Wuxi Fisheries College, Nanjing Agricultural University, Wuxi, Jiangsu 214081, China.
Wuxi Fisheries College, Nanjing Agricultural University, Wuxi, Jiangsu 214081, China; Key Laboratory of Freshwater Fisheries and Germplasm Resources Utilization, Ministry of Agriculture, Freshwater Fisheries Research Center, Chinese Academy of Fishery Sciences, Wuxi, Jiangsu 214081, China.
Ecotoxicol Environ Saf. 2021 Dec 15;226:112848. doi: 10.1016/j.ecoenv.2021.112848. Epub 2021 Oct 4.

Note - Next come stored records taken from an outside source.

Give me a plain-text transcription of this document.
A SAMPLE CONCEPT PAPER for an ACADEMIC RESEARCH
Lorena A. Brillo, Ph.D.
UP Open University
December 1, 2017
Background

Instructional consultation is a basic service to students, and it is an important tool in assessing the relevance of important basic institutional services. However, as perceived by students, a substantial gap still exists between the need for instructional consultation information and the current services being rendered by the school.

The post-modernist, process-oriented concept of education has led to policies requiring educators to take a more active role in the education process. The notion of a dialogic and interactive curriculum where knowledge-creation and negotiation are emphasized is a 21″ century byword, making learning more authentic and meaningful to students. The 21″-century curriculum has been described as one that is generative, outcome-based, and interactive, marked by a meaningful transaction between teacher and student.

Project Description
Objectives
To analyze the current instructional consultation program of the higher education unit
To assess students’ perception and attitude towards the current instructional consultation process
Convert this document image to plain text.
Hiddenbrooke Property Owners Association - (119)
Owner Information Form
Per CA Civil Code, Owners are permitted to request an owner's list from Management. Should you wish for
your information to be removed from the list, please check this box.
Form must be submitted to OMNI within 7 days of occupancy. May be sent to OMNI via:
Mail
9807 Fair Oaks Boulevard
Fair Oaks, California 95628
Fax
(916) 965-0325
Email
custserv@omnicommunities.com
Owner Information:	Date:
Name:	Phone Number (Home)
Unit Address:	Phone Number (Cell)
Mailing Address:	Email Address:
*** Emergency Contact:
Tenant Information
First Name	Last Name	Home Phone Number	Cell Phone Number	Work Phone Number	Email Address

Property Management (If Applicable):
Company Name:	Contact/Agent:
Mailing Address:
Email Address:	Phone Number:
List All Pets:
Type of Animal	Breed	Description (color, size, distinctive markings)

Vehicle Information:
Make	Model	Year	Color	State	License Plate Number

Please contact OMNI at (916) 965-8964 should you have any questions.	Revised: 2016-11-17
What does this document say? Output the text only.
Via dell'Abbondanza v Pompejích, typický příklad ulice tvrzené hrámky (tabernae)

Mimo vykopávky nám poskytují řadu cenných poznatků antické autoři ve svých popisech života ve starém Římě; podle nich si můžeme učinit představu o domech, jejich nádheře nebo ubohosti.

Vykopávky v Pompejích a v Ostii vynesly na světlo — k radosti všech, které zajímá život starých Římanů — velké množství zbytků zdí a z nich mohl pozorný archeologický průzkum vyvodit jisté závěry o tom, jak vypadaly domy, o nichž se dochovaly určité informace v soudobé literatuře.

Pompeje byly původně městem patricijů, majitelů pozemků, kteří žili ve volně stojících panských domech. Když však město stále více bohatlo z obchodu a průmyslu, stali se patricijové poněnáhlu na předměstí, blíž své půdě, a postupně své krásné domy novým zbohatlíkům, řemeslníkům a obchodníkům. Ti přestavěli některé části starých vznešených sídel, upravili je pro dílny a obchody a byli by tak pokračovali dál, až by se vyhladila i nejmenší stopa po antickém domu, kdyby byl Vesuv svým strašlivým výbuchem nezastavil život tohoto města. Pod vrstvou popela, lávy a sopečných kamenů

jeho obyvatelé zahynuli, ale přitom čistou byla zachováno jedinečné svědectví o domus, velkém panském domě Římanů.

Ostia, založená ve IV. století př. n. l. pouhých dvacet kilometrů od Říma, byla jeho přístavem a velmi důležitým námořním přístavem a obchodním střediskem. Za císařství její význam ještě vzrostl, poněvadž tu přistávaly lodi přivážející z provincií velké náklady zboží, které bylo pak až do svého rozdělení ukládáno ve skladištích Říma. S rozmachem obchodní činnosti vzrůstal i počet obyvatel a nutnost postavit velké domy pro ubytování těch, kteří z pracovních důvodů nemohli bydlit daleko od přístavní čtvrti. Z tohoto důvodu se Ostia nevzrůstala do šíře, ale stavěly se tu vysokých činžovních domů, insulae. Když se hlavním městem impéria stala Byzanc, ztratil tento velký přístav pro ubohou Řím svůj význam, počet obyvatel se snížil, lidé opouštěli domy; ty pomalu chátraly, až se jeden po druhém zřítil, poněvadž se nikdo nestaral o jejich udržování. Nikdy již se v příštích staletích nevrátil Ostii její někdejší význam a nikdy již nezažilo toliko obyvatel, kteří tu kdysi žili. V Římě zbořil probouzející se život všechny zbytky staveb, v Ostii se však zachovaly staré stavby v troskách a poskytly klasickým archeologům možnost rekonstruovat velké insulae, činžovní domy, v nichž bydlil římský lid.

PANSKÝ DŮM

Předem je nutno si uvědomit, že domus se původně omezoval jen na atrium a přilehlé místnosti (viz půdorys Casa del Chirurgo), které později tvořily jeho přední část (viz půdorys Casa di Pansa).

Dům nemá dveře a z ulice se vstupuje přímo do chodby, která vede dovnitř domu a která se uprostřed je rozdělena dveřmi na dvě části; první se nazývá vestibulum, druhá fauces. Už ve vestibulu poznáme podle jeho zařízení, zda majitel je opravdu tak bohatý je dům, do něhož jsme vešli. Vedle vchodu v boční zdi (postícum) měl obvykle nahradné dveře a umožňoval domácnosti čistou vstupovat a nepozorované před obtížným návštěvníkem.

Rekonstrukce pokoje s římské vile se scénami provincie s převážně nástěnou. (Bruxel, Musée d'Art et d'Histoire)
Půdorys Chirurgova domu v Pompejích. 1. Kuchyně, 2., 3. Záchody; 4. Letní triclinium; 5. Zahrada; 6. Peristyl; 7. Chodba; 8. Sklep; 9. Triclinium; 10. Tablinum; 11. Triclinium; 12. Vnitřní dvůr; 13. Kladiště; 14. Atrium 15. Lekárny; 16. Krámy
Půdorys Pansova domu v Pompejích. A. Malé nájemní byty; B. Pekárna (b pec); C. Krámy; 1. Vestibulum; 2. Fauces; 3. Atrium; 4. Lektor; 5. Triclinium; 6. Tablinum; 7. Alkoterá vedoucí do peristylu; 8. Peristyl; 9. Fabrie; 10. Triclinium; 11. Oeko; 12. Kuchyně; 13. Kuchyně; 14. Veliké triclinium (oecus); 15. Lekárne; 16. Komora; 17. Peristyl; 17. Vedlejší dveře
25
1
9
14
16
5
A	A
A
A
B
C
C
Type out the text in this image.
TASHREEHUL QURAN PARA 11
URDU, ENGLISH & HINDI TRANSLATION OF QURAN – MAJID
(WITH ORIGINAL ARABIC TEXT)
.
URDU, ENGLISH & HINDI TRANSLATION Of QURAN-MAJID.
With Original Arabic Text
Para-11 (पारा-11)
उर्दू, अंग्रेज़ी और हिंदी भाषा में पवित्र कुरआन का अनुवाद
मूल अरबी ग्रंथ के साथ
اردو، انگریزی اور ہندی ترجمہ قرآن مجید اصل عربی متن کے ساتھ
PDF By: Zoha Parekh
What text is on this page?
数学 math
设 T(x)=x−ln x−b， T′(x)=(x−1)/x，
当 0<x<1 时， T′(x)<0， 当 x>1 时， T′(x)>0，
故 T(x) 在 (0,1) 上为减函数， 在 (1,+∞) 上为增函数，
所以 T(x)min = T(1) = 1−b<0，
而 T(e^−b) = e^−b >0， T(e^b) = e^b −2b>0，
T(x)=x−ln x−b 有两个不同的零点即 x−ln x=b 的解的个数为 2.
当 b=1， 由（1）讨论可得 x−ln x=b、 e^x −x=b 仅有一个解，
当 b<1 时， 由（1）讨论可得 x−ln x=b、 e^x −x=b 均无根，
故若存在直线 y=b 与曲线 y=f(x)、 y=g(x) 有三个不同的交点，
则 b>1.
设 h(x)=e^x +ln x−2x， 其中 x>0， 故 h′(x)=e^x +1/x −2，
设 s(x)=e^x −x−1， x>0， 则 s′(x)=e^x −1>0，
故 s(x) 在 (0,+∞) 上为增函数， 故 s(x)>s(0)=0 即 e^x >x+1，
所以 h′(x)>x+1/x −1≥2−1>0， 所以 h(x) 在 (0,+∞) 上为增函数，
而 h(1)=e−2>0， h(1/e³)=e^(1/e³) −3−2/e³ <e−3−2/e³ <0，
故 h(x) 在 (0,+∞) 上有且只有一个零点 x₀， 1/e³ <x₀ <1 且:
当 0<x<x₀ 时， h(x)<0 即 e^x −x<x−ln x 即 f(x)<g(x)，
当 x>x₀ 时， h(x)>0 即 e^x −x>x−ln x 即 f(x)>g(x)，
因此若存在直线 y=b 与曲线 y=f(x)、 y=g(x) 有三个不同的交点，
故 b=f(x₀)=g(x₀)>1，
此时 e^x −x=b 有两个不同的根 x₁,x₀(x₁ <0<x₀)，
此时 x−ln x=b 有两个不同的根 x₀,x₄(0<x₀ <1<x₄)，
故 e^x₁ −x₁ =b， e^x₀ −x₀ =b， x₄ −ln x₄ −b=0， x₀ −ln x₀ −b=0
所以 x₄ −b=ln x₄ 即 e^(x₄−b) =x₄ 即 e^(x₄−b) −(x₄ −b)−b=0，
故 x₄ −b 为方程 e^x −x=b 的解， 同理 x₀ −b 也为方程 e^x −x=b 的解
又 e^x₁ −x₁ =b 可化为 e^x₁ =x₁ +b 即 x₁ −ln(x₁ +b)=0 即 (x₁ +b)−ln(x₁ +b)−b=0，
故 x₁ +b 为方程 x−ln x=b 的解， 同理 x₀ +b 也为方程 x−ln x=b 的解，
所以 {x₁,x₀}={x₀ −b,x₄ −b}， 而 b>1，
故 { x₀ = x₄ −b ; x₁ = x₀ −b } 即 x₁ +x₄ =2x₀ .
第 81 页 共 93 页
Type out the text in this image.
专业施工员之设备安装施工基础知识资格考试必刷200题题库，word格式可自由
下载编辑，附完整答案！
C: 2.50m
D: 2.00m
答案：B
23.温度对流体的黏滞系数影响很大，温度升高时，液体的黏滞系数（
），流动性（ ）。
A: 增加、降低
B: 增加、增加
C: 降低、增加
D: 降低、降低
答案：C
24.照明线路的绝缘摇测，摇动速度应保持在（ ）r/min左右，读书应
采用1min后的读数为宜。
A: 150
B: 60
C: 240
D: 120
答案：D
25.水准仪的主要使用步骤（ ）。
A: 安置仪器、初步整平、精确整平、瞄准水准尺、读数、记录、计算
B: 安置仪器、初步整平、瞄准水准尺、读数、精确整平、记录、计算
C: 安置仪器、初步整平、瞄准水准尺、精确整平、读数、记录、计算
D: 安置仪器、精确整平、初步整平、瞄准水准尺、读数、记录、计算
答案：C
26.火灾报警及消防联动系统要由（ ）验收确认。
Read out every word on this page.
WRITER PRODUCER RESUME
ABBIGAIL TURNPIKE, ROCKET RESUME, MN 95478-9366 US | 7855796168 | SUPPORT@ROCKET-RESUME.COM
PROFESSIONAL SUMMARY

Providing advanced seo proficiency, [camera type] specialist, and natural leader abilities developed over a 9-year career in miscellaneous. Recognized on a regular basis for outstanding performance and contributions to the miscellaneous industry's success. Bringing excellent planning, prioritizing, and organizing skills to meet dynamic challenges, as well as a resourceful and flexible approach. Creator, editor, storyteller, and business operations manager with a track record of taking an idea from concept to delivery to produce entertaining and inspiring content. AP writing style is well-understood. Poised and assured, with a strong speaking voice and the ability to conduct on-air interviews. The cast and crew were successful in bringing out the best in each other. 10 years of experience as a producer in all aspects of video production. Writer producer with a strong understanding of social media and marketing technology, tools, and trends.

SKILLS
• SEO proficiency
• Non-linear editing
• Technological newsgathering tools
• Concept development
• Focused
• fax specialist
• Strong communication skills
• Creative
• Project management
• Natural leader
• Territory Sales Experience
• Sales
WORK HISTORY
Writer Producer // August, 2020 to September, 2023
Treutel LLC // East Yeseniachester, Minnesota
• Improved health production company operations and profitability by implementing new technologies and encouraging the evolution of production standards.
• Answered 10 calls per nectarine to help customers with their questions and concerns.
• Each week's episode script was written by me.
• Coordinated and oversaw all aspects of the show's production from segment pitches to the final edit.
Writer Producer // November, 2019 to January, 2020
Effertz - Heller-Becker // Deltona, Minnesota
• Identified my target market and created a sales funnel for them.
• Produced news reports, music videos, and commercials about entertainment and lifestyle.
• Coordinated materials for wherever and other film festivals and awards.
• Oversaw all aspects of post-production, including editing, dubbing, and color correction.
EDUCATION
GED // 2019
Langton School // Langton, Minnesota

Salinity changes will threaten the survival of aquatic animals. However, osmoregulatory mechanism of Coilia nasus has not been explored. Oxford Nanopore Technologies (ONT) sequencing was performed in C. nasus gills during hypotonic and hyperosmotic stress. 23.8 G clean reads and 27,659 full-length non-redundant sequences were generated via ONT sequencing. Alternative splicing, alternative polyadenylation, transcript factors, and long noncoding RNA were identified. During hypotonic stress, 58 up-regulated differentially expressed genes (DEGs) and 36 down-regulated DEGs were identified. During hypertonic stress, 429 up-regulated DEGs and 480 down-regulated DEGs were identified. These DEGs were associated with metabolism, cell cycle, and transport. The analysis of these DEGs indicated that carbohydrate and fatty acid metabolism were activated to provide energy for cell cycle and transport during hypotonic and hypertonic stress. Cell cycle was also promoted during hypotonic and hypertonic stress. To resist hypotonic stress, polyamines metabolism, ion absorption and water transport from extra-cellular to intra-cellular were promoted, while ion secretion was inhibited. During hypotonic stress, glutamine, alanine, proline, and inositol metabolism were activated. Ion absorption and water transport from intra-cellular to extra-cellular were inhibited. Moreover, different transcript isoforms generated from the same gene performed different expression patterns during hypotonic and hypertonic stress. These findings will be beneficial to understand osmoregulatory mechanism of Coilia nasus.
盐度变化将威胁水生动物的生存。然而,关于 Coilia nasus 的渗透调节机制尚未被探索。在 Coilia nasus 的鳃中进行了低渗和高渗胁迫的 Oxford Nanopore Technologies(ONT)测序。ONT 测序产生了 23.8 G 的清洁读数和 27659 条全长非冗余序列。鉴定了可变剪接、可变多聚腺苷酸化、转录因子和长非编码 RNA。在低渗胁迫下,鉴定出 58 个上调差异表达基因(DEG)和 36 个下调 DEG。在高渗胁迫下,鉴定出 429 个上调 DEG 和 480 个下调 DEG。这些 DEG 与代谢、细胞周期和运输有关。这些 DEG 的分析表明,在低渗和高渗胁迫下,碳水化合物和脂肪酸代谢被激活,为细胞周期和运输提供能量。细胞周期也在低渗和高渗胁迫下得到促进。为了抵抗低渗胁迫,促进了多胺代谢、离子吸收和水从细胞外到细胞内的运输,同时抑制了离子分泌。在低渗胁迫下,谷氨酰胺、丙氨酸、脯氨酸和肌醇代谢被激活。离子吸收和水从细胞内到细胞外的运输受到抑制。此外,同一基因的不同转录异构体在低渗和高渗胁迫下表现出不同的表达模式。这些发现将有助于理解 Coilia nasus 的渗透调节机制。